第2次世界大戦後、チェンバロはより「本来の当時の姿」に戻って行きます。
ペダルが7つも付いていて、グランドピアノのような巨大で頑丈な苣体を持っていたランドフスカモデルから、18世紀前半を中心にルッカース一族が活躍したフレーミッシュ、それを引き継ぎより華やかになったフレンチスタイル、その他にもドイツ、イタリアンなどヨーロッパの中でそれぞれの地域の特徴にあった(要するに使用される木材の違い、目指す音楽性の違い、ピッチの違い、演奏される環境の違いなど)楽器が作られ個々に発展しました。
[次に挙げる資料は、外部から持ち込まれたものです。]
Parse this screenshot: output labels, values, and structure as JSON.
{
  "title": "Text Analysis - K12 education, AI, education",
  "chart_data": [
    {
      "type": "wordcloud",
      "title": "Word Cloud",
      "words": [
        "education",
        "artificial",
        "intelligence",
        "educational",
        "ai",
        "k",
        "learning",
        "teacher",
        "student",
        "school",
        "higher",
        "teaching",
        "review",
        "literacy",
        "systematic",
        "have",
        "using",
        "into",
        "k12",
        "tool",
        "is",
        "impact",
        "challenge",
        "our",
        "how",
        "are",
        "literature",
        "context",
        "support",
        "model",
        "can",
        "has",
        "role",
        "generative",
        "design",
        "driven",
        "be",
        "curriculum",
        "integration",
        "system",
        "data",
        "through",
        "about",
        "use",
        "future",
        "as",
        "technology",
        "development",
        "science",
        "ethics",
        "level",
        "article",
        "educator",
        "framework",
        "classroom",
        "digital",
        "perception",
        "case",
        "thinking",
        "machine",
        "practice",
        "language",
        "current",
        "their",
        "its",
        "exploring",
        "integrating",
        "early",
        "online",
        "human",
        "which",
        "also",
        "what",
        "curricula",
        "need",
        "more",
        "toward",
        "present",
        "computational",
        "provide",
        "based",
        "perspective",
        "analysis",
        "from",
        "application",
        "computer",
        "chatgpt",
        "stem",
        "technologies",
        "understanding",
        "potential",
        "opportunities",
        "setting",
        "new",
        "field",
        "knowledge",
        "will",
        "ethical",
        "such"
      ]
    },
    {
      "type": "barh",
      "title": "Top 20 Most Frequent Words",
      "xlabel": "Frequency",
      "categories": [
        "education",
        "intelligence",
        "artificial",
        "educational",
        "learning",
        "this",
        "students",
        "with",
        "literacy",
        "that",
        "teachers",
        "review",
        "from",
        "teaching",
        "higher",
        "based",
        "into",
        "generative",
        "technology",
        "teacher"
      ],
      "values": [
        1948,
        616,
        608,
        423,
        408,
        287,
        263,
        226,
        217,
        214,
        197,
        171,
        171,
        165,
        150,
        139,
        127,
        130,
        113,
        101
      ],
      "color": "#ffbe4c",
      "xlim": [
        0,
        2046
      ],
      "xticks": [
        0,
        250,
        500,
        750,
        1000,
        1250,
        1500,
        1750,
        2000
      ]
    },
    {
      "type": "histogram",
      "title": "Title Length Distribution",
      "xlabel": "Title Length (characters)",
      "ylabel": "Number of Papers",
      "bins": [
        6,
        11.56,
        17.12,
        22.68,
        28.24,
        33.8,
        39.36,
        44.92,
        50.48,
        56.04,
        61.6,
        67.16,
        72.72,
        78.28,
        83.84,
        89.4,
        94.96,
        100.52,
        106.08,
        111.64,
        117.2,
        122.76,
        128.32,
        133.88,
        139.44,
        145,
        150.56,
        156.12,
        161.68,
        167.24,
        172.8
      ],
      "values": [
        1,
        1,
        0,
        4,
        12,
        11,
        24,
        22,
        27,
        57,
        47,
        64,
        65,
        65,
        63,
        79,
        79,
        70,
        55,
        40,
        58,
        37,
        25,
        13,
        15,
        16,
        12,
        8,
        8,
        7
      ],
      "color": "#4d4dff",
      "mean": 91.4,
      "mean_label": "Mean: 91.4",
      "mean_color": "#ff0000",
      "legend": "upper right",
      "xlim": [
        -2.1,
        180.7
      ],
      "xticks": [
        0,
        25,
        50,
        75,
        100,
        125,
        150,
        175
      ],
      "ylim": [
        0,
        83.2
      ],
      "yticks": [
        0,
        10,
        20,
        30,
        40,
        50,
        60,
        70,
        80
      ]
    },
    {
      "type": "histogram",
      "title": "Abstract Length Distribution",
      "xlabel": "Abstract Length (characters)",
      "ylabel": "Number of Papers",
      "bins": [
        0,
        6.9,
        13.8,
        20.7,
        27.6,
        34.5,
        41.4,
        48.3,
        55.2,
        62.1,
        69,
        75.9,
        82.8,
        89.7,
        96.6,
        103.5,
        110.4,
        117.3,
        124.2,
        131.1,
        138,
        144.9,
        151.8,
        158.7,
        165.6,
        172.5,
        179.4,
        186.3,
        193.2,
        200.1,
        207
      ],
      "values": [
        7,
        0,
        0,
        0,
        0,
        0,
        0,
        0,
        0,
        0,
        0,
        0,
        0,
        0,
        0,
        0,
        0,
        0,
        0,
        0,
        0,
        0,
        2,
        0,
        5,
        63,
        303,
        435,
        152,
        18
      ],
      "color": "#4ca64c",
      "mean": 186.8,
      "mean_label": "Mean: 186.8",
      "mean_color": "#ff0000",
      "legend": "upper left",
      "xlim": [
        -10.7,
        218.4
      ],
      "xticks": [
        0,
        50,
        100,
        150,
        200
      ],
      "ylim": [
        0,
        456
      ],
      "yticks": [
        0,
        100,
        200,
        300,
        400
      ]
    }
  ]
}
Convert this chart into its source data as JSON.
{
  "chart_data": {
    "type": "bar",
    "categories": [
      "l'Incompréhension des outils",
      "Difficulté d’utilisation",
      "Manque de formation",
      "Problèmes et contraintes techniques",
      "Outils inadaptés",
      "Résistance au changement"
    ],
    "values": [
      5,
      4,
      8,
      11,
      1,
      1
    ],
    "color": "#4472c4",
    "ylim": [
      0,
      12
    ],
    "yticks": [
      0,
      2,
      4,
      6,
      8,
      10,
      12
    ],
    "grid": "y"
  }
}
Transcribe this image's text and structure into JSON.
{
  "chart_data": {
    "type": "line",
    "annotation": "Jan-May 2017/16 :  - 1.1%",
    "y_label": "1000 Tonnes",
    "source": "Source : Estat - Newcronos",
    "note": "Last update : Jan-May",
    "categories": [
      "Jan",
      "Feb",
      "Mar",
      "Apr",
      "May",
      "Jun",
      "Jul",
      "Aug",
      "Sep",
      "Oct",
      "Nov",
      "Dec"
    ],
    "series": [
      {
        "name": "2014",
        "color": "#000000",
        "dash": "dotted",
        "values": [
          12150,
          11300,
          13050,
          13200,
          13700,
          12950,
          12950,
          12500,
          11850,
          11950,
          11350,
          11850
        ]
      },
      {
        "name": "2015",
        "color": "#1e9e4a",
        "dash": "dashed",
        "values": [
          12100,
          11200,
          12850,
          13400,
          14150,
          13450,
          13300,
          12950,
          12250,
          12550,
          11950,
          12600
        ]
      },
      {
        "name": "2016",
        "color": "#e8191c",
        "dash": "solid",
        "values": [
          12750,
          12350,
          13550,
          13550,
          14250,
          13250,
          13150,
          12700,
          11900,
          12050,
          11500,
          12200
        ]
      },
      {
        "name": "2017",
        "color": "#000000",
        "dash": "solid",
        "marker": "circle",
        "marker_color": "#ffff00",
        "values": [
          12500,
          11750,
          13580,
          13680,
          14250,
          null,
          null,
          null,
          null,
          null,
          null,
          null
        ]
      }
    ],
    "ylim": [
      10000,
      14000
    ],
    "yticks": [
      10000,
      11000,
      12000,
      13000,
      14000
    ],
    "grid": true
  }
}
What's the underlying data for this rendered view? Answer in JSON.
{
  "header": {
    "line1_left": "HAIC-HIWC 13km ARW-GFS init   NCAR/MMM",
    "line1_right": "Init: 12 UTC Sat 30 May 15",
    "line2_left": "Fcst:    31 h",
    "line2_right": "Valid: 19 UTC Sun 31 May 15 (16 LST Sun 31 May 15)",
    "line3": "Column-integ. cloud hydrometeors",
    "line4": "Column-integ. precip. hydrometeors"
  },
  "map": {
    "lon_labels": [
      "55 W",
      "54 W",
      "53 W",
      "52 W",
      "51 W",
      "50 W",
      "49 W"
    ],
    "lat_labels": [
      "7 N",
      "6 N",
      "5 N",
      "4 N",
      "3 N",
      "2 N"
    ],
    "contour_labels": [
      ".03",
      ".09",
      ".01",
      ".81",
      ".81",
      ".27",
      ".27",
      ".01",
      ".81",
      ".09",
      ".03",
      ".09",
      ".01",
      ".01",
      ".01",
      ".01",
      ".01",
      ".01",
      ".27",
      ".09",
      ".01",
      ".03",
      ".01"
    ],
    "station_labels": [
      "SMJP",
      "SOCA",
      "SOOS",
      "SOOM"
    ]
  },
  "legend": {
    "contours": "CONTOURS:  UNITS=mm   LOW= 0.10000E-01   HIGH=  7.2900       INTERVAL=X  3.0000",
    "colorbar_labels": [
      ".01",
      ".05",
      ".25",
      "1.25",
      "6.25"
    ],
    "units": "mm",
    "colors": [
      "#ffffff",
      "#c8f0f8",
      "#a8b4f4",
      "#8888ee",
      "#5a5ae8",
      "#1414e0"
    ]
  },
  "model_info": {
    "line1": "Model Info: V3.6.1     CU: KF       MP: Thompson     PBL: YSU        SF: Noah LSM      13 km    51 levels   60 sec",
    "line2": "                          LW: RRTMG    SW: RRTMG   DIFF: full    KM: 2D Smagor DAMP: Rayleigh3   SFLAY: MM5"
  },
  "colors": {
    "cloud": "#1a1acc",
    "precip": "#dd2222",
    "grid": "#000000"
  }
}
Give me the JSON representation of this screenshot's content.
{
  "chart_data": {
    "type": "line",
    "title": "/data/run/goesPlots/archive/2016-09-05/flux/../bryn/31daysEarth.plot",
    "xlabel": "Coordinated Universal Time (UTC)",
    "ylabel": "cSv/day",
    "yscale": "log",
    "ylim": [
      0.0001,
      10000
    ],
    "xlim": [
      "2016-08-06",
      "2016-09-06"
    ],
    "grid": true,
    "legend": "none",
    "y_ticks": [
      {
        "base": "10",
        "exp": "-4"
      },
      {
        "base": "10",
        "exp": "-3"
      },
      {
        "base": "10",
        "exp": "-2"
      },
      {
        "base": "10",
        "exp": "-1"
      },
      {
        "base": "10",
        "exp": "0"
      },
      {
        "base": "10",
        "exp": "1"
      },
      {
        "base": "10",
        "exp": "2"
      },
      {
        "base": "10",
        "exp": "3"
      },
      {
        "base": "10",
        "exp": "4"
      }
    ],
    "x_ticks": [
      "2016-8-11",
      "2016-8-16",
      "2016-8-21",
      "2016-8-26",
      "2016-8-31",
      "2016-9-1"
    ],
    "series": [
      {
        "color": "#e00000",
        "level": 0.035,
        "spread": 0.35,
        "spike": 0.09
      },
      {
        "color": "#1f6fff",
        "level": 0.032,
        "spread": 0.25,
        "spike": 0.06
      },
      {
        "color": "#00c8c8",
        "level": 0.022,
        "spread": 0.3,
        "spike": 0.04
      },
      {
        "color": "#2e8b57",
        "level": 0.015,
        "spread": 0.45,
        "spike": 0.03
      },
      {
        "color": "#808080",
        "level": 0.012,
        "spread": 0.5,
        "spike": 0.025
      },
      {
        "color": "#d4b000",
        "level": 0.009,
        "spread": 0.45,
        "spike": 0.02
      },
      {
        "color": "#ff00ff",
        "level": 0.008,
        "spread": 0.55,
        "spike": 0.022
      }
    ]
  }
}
第二次世界大戦後に徐々に「古楽ブーム」(?)が沸き起こり、現在ではオリジナル楽器、オリジナル楽器のレプリカを使用し、当時のピッチ(392~415Hz)でルネッサンス、バロックの音楽が盛んに演奏される様になりました。この「新潟古楽フェスティバル」そのものがその一つです。
演奏中の写真はないのですが、資料を一つ。
日本人作曲家もチェンバロの曲を書いています。
当日配布されたこの資料によれば、仙台在住の作曲家門脇治氏が小池真理子著「無伴奏」という小説を読んで作曲するきっかけとなった「無伴奏チェンバロ組曲」(2012)がおそらく最も新しいチェンバロのための曲であろうと書かれている。この小説の舞台である仙台にかつて実在した喫茶店「無伴奏」の元マスターは、今宮城県側の蔵王にチェンバロ工房を構えている木村雅雄氏で、balaine&kanonも訪ねた事がある方なのです(こちら→参照 「チェンバロの世界」)。